Я так устала, что едва дотащилась до дома. Горели ноги в тяжелых ботинках, ломило спину. Я накормила Лукса и допила какао из термоса. От усталости бутерброды не лезли в горло. В тот вечер я умылась у колодца холодной водой и сразу же легла. Лукс, видно, тоже устал, потому что сразу после еды залез под печку.

Следующее утро не было таким невыносимым, как предыдущее, ведь, едва открыв глаза, я вспомнила про корову. Я тут же совершенно проснулась, но чувствовала себя совсем разбитой.
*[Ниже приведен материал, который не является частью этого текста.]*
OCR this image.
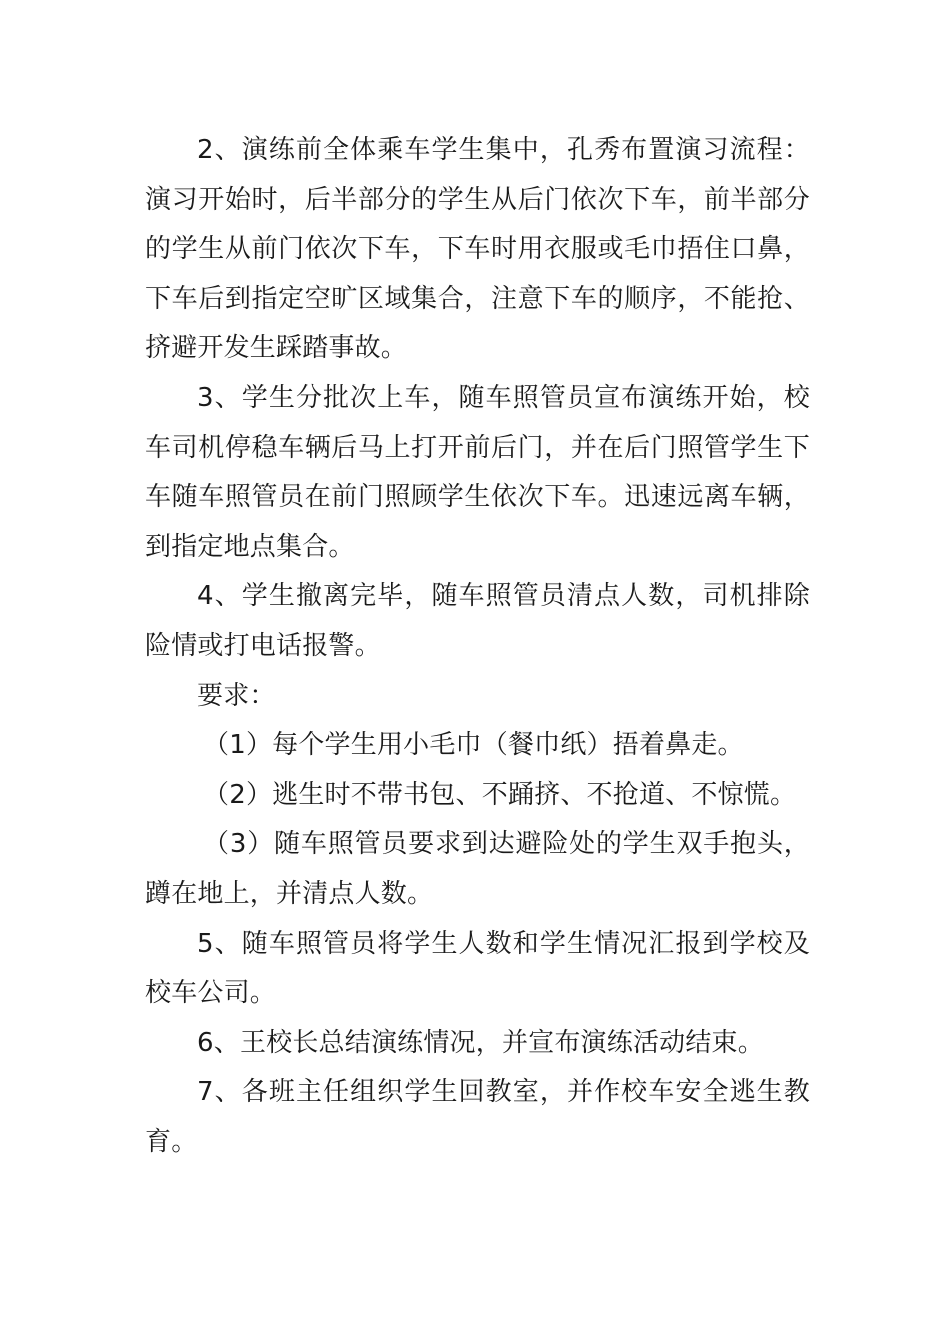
2、演练前全体乘车学生集中，孔秀布置演习流程：演习开始时，后半部分的学生从后门依次下车，前半部分的学生从前门依次下车，下车时用衣服或毛巾捂住口鼻，下车后到指定空旷区域集合，注意下车的顺序，不能抢、挤避开发生踩踏事故。

3、学生分批次上车，随车照管员宣布演练开始，校车司机停稳车辆后马上打开前后门，并在后门照管学生下车随车照管员在前门照顾学生依次下车。迅速远离车辆，到指定地点集合。

4、学生撤离完毕，随车照管员清点人数，司机排除险情或打电话报警。

要求：

（1）每个学生用小毛巾（餐巾纸）捂着鼻走。

（2）逃生时不带书包、不踊挤、不抢道、不惊慌。

（3）随车照管员要求到达避险处的学生双手抱头，蹲在地上，并清点人数。

5、随车照管员将学生人数和学生情况汇报到学校及校车公司。

6、王校长总结演练情况，并宣布演练活动结束。

7、各班主任组织学生回教室，并作校车安全逃生教育。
К тому же я проспала: желтые солнечные лучи уже пробивались сквозь щели в ставнях.

Встала и взялась за работу. В доме — куча посуды, я решила, что одно из ведер станет подойником, и отправилась с ним в хлев. Корова послушно поднялась на ноги и приветливо поздоровалась, облизав мне все лицо. Я кое-как подоила ее, дело шло хуже, чем вчера. Ломило все кости. Дойка — чрезвычайно тяжелое занятие, сперва нужно втянуться. Но я знала, что и как нужно делать, а это — самое главное. Сена у меня не было, поэтому после дойки я выгнала корову на лесную поляну и оставила там пастись, в твердой уверенности, что никуда она от меня не убежит.

Потом наконец позавтракала: парное молоко и вчерашние черствые бутерброды. Весь день был посвящен корове, точно помню. Я устроила ей настоящий хлев, насколько мне это было по силам: набросала на пол зеленых веток вместо соломы, а ее первые лепешки стали началом навозной кучи возле «хлева».

«Хлев» был построен основательно, из толстых бревен. Чердак под крышей я позже набила сухой травой. Но тогда, в мае, травы еще не было, и до осени мне пришлось обходиться ветками.

Конечно, я задумывалась о корове. Если особенно повезет, у нее будет теленок. Но слишком рассчитывать на это не стоило, оставалось только надеяться, что моя корова долго будет давать молоко.

Я по-прежнему считала свое положение временным или по крайней мере старалась считать его таковым.

О животноводстве представление у меня слабое. Однажды я присутствовала при рождении теленка, но не знала даже, как долго корова его носит. Потом я прочитала об этом в крестьянском календаре, но это не слишком-то прибавило знаний, до сих пор ума не приложу, как научиться еще чему-то.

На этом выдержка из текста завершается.